The last time interest rates were held at a “very low” level was back after the dot-com bubble crashed. The US Federal Reserve dropped interest rates from 6.5% to 1%, which took three years to execute (it took about a year to go from 6.5% to 2%).

Over a period of 2 years, the Federal Reserve from 2004 to 2006 raised interest rates from 1% to 5.25%. Then during the pits of the economic crisis, it took the Fed about a year to drop rates to nearly nothing, where rates remained for seven years until the end of 2015.

Now interest rates are creeping up again, although at about half the pace of the prior interest rate increase from 2004-2006. What’s interesting is that while textbook theory suggests that interest rate increases are not good for equity pricing, the opposite appears to be the case.
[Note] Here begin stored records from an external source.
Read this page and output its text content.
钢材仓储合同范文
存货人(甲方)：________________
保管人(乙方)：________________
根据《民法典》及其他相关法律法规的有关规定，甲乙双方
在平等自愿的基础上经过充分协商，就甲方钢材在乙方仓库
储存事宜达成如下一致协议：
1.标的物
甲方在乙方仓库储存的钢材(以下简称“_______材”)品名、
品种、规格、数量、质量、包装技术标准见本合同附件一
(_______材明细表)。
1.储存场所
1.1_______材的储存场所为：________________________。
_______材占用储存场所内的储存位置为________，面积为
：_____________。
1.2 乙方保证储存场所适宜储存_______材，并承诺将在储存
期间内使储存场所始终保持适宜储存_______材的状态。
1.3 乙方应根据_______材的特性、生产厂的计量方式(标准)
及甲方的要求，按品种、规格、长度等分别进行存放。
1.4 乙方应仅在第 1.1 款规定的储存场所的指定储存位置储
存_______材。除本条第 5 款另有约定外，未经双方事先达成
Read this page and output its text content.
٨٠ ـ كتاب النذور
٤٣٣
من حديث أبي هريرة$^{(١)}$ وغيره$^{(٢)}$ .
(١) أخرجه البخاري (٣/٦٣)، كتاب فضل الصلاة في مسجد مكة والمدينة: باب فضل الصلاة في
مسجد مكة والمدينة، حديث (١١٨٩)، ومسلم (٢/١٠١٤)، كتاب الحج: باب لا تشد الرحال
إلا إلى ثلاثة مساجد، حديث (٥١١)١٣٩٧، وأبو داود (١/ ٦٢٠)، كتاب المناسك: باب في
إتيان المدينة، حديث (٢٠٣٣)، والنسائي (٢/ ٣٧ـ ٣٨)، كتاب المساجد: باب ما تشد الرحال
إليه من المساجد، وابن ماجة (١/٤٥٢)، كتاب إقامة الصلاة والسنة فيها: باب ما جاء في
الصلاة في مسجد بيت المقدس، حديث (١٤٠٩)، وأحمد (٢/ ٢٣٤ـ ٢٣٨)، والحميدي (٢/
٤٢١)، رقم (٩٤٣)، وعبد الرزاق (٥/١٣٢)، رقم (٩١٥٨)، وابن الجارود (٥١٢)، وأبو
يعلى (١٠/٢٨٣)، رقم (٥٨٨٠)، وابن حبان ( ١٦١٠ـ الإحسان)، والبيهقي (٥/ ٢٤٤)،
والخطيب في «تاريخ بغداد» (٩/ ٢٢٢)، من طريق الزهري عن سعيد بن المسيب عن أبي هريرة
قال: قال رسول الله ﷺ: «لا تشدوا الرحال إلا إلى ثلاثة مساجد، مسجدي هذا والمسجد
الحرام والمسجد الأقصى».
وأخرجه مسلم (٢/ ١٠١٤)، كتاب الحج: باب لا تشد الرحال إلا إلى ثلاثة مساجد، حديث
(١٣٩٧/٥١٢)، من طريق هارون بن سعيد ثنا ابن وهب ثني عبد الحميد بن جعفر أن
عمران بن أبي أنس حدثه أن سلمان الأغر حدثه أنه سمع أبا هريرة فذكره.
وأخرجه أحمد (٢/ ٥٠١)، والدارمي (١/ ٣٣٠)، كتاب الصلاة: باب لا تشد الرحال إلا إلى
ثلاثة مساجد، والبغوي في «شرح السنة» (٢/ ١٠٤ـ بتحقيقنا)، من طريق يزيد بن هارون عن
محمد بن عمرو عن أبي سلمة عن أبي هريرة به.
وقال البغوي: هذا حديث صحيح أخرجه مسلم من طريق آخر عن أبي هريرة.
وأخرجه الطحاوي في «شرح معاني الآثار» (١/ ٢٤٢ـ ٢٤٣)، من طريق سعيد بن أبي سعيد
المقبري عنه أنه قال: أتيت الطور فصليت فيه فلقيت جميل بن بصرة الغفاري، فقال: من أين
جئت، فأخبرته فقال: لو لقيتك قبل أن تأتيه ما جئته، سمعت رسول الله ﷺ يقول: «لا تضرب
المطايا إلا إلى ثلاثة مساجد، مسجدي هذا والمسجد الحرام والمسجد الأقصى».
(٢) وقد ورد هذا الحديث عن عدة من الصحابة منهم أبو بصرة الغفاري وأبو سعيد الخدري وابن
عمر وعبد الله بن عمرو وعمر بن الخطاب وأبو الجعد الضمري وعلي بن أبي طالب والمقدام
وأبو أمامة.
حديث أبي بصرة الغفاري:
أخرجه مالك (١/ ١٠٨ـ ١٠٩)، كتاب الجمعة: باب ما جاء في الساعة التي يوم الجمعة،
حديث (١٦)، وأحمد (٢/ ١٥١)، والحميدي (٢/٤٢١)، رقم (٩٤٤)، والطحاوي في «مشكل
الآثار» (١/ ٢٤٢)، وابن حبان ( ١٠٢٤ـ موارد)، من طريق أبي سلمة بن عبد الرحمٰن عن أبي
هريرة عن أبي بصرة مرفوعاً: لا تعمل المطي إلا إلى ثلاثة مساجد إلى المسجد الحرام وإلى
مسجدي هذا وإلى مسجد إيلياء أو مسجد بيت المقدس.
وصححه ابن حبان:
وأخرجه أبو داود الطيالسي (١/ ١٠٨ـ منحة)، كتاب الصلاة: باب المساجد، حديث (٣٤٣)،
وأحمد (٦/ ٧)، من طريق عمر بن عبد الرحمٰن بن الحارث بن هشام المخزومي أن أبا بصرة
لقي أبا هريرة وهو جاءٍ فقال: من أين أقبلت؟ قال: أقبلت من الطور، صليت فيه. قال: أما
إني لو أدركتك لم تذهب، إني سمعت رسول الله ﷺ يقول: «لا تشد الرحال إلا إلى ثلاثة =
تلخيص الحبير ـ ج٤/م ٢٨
However, there is always a lag effect between monetary actions and the actual economic consequences of such actions. I would claim that we’ll really start to see the consequences of monetary tightening around now. Financial deals that seemed better at 0.25% financing do not seem good so good at 1.9%, and at 2.5% will seem even worse.

The real issue is the long-term treasury bond rate, which is currently 3.02%. In theory, if everything in the USA was fine and dandy, that rate should be higher.

Also, the initial signs of US monetary policy tightening is not seen in the USA itself, but rather the foreign markets. This in itself is worthy of a separate discussion, but what we are seeing today in Turkey and other external countries that are facing economic difficulties is not solely due to trade war and tariff talks, but rather that the US dollar is becoming more expensive.

All I can say (and this has become so much of a cliche) is that caution is warranted. Investment capital is best applied at reasonable valuations to entities that clearly have cash flow generation capabilities and ones that do not have complete reliance on credit markets (or conversely ones that will be able to acceptably tap the credit markets to roll-over their debt). This is doubly true if the company in question generates its profit from foreign currency, but borrows in US denominations.

The conventional wisdom says to not time the market, but I deeply suspect that over the next 12 months that we’ll see lower prices ahead.